As for the Cleveland museum, which is considered a bastard cousin of the glittery annual Waldorf event, the Foundation donated only $77,000 to it in 1998-99. But the absence of any donation last year is even more troubling considering the Foundation's stated purpose on its tax return — "to establish and maintain all matters of historical significance in rock and roll." Evans Hochberg told me yesterday: "We are partners with the museum. We have allocated funds for its expansion and for educational programs. Our money is going to be used for the museum."
The Foundation's unpaid but better-known directors are Rolling Stone publisher Jann Wenner, Sire Records president Seymour Stein and Atlantic Records co-founder Ahmet Ertegun, who recently published his autobiography with a $75 suggested price. Wenner, who declined to answer questions about the Foundation last winter when this column first approached him, is considered the Foundation's defacto head. In fact, the Foundation's offices are in the process of moving into space at Rolling Stone headquarters this week after being moved from the Atlantic Records offices.
Arista Records head of promotion Jerry Blair got the boot yesterday. Arista is bleeding money so they had to do something. Company prez LA Reid, who lured Blair from Columbia Records one year ago after a successful 11 year run, had to find a scapegoat since his records are not selling.
I thought maybe if Arista Records' big fall releases were hits that Reid and friends would be safe at home. But it was not to be.
Reid's hopes were pinned to a new album by Kenny "Babyface" Edmonds (which I've personally been enjoying a lot). Unfortunately, the CD sold a measly 55,000 copies in its debut and hit the Billboard/SoundScan chart at No. 25. This is the equivalent of dead on arrival.

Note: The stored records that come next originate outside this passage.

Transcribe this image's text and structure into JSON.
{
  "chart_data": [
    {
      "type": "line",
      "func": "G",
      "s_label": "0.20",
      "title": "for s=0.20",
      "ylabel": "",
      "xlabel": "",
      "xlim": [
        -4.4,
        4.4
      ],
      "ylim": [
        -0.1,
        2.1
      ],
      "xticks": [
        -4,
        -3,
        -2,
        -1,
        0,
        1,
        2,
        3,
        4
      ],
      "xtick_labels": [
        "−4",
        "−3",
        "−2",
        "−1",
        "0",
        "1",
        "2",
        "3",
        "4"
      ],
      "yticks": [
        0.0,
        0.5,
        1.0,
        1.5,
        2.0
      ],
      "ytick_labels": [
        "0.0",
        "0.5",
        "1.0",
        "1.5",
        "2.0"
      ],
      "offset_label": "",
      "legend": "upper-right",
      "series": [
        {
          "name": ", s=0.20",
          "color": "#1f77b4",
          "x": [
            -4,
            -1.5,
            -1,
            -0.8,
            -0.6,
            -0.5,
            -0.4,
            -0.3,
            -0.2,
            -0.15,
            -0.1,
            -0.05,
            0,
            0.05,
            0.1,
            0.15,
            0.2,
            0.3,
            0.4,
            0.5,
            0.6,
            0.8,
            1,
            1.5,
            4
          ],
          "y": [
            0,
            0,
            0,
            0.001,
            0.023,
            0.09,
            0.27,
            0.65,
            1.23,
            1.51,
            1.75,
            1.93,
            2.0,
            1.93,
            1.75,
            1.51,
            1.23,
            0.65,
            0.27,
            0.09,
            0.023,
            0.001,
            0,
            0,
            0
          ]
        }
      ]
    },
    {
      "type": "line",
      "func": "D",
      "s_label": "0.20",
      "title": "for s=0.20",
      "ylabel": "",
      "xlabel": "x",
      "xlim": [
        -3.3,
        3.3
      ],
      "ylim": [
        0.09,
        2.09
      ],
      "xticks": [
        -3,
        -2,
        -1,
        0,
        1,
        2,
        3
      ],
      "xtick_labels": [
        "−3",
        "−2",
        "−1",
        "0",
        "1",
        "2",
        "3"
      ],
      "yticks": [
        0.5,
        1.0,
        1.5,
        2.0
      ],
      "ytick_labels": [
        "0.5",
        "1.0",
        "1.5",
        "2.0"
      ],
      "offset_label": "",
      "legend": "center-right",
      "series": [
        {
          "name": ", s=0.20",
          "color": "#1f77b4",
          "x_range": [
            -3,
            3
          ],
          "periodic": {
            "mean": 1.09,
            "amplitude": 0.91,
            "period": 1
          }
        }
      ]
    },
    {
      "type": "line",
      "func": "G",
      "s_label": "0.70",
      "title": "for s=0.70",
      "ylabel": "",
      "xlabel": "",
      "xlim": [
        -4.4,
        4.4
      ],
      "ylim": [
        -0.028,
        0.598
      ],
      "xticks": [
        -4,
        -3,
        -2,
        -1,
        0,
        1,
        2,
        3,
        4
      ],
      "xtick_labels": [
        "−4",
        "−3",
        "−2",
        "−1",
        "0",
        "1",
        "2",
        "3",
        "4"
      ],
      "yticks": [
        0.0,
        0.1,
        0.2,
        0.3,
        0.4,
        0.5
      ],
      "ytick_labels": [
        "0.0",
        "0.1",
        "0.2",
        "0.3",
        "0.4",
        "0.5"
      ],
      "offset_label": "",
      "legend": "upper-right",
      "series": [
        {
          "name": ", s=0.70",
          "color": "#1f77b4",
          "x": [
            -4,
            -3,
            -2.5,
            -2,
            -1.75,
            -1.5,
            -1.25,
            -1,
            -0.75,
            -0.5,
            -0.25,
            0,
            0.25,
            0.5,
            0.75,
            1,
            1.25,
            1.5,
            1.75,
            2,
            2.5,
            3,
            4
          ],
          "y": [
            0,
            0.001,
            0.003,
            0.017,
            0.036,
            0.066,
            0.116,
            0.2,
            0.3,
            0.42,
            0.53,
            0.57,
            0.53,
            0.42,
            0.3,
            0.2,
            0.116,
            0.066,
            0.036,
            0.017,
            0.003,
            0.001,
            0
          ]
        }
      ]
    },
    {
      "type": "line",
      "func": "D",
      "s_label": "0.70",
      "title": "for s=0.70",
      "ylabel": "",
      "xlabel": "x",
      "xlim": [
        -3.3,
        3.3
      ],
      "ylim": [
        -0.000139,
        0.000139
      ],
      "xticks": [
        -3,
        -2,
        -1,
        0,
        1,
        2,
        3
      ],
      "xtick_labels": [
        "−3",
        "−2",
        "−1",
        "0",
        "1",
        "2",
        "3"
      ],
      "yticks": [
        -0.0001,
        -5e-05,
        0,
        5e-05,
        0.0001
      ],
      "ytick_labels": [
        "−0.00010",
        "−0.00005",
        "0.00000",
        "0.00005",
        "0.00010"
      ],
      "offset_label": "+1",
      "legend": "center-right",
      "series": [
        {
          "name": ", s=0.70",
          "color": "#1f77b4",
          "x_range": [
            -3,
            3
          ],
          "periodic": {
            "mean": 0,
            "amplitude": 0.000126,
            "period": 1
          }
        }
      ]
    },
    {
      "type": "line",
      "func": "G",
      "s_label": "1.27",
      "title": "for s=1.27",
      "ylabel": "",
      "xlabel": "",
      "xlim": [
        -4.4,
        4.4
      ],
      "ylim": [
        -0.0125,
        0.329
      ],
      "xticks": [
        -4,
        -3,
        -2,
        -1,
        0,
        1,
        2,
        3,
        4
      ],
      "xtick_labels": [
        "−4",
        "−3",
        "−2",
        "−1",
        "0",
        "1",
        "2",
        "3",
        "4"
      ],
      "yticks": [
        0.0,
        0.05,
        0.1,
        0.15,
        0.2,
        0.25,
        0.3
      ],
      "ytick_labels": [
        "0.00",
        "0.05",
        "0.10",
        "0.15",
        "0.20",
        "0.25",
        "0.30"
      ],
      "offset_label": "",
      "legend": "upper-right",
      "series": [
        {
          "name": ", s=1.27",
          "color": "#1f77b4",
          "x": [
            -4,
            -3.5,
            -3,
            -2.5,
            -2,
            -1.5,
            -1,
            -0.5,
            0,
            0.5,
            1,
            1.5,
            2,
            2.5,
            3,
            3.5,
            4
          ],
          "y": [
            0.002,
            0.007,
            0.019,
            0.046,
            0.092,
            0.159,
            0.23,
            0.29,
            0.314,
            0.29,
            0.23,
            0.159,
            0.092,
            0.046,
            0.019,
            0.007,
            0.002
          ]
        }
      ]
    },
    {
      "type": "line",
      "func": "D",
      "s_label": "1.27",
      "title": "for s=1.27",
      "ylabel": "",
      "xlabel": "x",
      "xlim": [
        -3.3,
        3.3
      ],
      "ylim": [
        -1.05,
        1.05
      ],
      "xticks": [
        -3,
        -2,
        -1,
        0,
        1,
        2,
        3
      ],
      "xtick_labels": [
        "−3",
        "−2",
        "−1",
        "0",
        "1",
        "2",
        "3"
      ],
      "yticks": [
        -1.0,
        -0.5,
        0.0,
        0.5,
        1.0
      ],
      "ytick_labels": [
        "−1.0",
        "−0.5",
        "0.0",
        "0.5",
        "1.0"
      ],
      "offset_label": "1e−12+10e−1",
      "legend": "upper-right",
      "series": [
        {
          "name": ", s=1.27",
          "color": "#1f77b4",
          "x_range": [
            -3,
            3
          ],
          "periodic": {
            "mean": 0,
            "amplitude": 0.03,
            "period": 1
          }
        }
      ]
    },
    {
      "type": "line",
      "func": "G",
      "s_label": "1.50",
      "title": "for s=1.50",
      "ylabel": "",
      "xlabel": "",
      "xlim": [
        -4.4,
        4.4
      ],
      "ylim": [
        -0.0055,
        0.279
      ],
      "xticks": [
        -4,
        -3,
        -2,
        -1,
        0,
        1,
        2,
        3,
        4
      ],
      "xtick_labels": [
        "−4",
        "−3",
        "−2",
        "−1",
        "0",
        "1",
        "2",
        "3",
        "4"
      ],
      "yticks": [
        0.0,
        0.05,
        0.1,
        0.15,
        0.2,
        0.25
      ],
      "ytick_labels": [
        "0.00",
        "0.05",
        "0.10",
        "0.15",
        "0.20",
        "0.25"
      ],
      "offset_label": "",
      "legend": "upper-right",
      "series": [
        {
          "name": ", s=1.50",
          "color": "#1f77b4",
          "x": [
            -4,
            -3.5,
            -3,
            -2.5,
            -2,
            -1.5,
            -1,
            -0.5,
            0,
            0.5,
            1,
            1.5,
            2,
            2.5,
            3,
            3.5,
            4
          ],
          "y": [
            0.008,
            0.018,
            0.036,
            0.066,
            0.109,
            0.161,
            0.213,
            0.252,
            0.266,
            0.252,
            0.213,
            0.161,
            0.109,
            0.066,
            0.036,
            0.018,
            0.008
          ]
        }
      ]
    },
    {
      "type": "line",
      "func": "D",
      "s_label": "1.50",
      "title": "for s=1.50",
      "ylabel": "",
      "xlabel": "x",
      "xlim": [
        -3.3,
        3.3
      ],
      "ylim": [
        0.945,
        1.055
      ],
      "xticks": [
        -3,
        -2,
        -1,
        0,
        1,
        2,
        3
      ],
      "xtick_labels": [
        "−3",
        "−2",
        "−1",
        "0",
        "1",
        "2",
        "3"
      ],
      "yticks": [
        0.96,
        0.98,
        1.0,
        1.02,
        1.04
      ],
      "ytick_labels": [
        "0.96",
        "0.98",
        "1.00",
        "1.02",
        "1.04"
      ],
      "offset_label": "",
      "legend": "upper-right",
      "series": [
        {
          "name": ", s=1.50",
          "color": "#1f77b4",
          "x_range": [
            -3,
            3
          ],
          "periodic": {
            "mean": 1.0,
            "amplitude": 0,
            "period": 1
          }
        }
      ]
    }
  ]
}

To make matters worse, Sean "Puffy" Combs sold about 24,000 copies of his P. Diddy and the Bad Boy Family: The Saga Continues album. This brings his total to 725,000. At No. 48, this CD is also over, and with it will come accusations of overspending. Bad Boy Records, which is part of Arista, is now in dire straits. Something tells me the Cristal Champagne will be replaced by Gatorade soon.
Other Arista disappointments are albums by Usher and Blu Cantrell. Both artists had radio hits, but the CDs didn't really happen. They were both good and recommendable, but neither of them found a large audience.
My sources insist that Reid will be out by year's end. Arista is part of BMG, which is now in a huge consolidation mode. Their RCA Records urban music division is said to be folding up as well.
As for Blair, my guess is he goes next to Warner Bros., which is desperate for some heat now that new president Tom Whalley has moved in. Whalley will let him actually do the work he couldn't do at Arista.
Interestingly, I was told about Blair's departure back on August 14, at the MTV 20th Anniversary show at the Hammerstein Ballroom. Someone I should have believed pointed to debonair Jere and said, "He's out, you know." Now we know to trust the gossip grapevine.
Meanwhile, Arista's contribution to the current national pride is to re-release Whitney Houston singing "The Star-Spangled Banner," from 1991. All I could think of when I heard this was the Way Back Machine from Rocky and Bullwinkle.
Please, folks, remember that Broadway is still open for business. We're hearing stories about half-full theatres. I can only tell you that if you haven't seen Kiss Me Kate, The Music Man or Chicago, you're missing something special in each case. This is the time to support all live performances, art galleries, libraries, and museums. The beauty found in all these things is what the terrorists want to take away from us. Let's show them that we don't care what they think.